Synthesis of Novel Thiophene Derivatives: Evaluation of Antioxidant, Anticancer, and AChE Inhibitory Activities

Abstract

Background Heterocyclic compounds hold a significant position in pharmaceutical chemistry owing to their extensive range of biological activities. Objective It was aimed to investigate the antioxidant, anticancer and antimicrobial activities of two newly synthesized thiophene derivatives (3 and 5), their basic ADME/T properties in silico and their effects on the acetylcholinesterase enzyme in vitro and in silico . Methods Thiophene derivatives were synthesized via Sonogashira Coupling reaction.
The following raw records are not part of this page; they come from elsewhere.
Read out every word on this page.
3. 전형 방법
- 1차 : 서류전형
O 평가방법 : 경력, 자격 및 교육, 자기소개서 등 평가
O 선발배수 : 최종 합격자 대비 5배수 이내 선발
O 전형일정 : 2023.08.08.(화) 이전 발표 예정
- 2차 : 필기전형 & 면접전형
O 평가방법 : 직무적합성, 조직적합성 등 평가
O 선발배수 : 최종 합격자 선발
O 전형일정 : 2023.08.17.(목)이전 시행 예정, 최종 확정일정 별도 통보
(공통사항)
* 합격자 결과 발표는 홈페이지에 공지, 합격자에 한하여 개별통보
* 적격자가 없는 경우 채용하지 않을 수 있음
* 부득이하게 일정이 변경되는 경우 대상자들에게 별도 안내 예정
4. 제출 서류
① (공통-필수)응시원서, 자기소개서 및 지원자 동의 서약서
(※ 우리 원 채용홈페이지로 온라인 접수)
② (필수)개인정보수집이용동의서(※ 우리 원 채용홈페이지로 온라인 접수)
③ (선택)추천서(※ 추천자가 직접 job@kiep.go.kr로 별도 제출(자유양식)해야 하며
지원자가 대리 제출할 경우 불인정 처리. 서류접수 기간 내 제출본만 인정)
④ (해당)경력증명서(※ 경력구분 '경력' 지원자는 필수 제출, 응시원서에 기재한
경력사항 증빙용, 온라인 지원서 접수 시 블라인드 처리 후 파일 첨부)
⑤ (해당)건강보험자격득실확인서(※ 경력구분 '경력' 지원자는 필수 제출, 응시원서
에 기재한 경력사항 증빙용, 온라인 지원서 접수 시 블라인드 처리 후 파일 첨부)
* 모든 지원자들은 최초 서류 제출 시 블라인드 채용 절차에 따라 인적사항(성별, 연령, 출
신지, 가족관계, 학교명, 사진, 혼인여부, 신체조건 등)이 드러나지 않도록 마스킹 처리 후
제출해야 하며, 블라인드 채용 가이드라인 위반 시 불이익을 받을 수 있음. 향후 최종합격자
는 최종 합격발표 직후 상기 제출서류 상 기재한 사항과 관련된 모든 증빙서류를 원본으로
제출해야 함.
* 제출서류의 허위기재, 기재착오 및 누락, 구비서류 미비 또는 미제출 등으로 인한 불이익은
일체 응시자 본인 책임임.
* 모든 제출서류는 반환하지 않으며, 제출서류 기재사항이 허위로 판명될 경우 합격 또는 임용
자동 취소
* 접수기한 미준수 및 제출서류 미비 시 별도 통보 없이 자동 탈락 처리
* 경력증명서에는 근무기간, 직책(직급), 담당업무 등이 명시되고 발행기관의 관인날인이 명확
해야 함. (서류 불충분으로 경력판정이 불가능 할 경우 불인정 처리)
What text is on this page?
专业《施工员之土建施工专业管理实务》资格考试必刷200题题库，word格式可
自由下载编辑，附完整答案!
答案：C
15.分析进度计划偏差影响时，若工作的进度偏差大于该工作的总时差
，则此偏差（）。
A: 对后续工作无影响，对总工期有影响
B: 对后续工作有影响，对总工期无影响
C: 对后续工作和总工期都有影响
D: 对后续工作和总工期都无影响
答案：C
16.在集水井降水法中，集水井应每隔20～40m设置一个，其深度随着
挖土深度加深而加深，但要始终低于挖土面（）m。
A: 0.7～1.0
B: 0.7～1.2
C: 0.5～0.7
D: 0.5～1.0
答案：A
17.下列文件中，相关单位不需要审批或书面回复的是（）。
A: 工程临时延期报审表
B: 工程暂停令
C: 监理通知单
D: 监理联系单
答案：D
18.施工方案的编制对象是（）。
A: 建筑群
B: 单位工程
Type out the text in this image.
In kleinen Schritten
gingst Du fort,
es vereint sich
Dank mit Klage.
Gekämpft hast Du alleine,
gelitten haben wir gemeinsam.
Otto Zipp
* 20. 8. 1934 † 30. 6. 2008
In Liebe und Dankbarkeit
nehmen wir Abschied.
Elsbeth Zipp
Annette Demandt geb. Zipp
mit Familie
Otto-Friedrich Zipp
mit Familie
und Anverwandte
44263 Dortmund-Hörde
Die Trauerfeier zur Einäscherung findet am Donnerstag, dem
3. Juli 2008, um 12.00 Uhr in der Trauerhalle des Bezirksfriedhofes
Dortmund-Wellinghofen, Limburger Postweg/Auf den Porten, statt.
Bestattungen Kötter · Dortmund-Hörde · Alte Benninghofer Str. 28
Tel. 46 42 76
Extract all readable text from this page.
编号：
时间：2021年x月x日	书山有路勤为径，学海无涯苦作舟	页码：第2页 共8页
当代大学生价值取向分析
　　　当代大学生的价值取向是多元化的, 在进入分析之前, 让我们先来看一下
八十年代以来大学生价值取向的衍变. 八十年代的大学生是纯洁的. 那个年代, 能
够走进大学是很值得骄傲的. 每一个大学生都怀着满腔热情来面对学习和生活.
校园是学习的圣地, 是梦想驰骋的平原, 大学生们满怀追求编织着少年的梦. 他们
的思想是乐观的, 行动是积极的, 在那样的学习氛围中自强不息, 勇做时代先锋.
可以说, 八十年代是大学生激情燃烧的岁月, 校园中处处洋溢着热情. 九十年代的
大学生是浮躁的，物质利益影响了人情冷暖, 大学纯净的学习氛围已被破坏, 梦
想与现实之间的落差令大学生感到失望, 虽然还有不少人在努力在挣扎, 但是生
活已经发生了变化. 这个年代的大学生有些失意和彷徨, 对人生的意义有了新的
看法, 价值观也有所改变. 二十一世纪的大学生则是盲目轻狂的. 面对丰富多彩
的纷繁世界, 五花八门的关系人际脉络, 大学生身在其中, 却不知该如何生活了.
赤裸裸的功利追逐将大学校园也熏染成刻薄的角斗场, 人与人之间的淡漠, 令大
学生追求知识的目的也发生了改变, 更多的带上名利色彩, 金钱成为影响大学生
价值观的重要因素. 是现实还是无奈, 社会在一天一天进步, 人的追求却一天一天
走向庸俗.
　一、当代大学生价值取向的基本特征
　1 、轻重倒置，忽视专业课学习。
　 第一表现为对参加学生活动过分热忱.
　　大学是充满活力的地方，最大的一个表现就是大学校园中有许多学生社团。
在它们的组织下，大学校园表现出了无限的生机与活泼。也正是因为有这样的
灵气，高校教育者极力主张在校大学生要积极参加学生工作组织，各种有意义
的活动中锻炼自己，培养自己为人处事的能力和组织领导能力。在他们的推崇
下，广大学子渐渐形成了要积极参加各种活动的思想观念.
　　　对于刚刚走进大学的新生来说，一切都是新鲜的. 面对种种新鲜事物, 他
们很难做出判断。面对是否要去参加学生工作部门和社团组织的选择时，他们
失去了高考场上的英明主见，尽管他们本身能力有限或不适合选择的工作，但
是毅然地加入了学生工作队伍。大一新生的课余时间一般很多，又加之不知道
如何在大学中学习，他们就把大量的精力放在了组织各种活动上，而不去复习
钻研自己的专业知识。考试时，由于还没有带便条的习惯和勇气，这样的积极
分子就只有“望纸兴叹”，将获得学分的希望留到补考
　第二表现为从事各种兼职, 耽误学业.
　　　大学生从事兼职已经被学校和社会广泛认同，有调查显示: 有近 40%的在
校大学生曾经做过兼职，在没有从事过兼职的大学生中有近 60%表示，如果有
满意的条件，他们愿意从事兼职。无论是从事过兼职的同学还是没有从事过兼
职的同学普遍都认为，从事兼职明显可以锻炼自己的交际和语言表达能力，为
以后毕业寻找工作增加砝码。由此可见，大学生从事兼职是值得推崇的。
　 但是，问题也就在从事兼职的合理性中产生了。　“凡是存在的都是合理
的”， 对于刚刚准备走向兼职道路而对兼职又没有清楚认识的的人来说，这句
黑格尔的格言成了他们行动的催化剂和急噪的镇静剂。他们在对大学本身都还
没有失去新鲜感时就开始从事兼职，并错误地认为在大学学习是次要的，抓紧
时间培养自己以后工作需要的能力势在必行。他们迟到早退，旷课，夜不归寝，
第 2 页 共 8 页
These derivatives were characterized using HRMS, ¹H NMR and ¹³C NMR. The biological evaluation encompassed antioxidant, antimicrobial, and apoptotic assays, as well as enzyme inhibition studies. Computational analysis included molecular docking and ADME/T profiling. Results Compound 3 exhibited significantly high cytotoxic activity than 5 on A549, Caco-2 and HepG2 cancer cell lines, except LNCaP. Similarly, Compound 3 exhibited better apoptotic activity than 5 in all cancer cell lines when compared by the Annexin V-FITC/PI method. Furthermore, 3 showed better apoptotic activity than paclitaxel in the LNCaP cell line. qPCR analysis showed that 3 and 5 upregulated proapoptotic genes (BAX, CASP3, CASP8 and CASP9) and downregulated antiapoptotic gene BCL2. ADME analysis showed that both thiophene derivatives passed Lipinski's rule of five and could pass almost freely through the gastrointestinal and especially the Blood-Brain Barrier. In addition, 3 was more embedded in the narrow gorge formed by the catalytic triad in the active site (SER203-GLU334-HIS447) than 5 by molecular docking analysis. Conclusion Consequently, 3, which was synthesized for the first time and whose biological properties were investigated within the scope of this study, seems to have potential in both cancer and Alzheimer's disease treatment. © 2026 The Authors.